I tighten my hold on Anna. She doesn’t cry. She just watches me with that calm expression of hers. I tell myself the same thing I do every day when I first open my eyes each morning: one breath at a time, and one day I won’t have to keep reminding myself of that.
“Are you okay, Madame?” The strong German accent kicks my body into fight-or-flight mode.
I look up.
A blond Wehrmacht soldier is standing next to Anna’s pram. The tension in my muscles lessen slightly; he isn’t SS or Gestapo. A gaping hole spreads in my chest, formed from too many memories of Johann once wearing the same uniform.
The soldier eyes me with a mix of concern and curiosity, a small frown crinkling his brow. “Is there something I can help you with?” he asks.
I want to scream at him, tell him to go back to Germany. End this war. Fall in love with a sweet woman and never leave her. I want to tell him to stop risking his life for Hitler and the cold-hearted bastards who have stolen so much from all of us.
But as much as I want to say all those things and more, I cannot. I cannot risk being arrested. Cannot risk Anna being taken from me. Cannot risk her losing both of her parents.

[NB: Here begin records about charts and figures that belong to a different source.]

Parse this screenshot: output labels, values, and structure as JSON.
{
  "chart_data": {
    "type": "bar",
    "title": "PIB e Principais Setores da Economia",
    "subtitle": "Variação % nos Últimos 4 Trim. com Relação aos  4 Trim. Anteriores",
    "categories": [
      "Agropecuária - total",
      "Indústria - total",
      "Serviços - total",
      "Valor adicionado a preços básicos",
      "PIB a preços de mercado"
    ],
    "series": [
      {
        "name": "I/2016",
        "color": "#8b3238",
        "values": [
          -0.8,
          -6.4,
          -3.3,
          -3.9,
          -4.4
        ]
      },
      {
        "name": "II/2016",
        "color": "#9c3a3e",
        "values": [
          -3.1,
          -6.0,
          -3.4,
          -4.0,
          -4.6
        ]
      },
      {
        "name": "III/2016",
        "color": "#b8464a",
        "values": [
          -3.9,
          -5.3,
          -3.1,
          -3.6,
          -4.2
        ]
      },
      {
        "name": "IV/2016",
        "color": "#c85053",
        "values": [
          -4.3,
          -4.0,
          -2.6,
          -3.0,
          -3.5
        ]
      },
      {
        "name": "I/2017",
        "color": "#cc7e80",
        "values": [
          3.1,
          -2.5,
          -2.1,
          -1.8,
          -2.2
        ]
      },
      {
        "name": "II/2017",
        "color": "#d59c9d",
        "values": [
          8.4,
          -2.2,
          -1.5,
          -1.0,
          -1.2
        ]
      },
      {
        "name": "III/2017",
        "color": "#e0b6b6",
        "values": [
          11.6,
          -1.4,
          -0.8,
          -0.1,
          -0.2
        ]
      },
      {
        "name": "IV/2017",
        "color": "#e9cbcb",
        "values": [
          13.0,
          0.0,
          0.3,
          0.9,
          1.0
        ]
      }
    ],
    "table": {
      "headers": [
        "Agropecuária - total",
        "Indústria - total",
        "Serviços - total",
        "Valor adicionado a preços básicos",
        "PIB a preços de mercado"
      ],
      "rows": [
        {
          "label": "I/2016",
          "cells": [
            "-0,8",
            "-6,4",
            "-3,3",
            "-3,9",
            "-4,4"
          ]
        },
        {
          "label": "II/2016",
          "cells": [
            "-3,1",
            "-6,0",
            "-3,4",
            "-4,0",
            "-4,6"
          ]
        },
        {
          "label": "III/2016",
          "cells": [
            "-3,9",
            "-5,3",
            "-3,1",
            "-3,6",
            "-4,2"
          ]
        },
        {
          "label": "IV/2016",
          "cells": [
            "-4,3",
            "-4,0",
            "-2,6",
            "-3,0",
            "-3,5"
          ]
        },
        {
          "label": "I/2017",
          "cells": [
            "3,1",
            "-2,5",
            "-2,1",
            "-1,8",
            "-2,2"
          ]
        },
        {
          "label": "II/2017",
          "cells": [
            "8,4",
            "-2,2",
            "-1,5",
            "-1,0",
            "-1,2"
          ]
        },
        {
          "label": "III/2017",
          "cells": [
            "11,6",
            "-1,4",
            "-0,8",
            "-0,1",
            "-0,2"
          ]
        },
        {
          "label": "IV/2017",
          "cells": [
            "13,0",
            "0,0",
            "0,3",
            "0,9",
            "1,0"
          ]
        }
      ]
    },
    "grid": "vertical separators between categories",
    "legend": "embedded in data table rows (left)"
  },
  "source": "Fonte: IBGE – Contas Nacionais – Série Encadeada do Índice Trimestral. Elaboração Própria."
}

“Not unless you can bring the man I love back to life.” There’s a sharp edge to my words, the slap of heartbreak and pain in my tone that I regret the moment the words are out. Now is not the time to provoke the enemy.
His gaze drops to Anna in my arms, and I can see my pain mirrored in his expression. He has also lost someone he cares about.
He shakes his head, the movement slow, rusty with remorse and sadness. “I wish I knew how to do that.”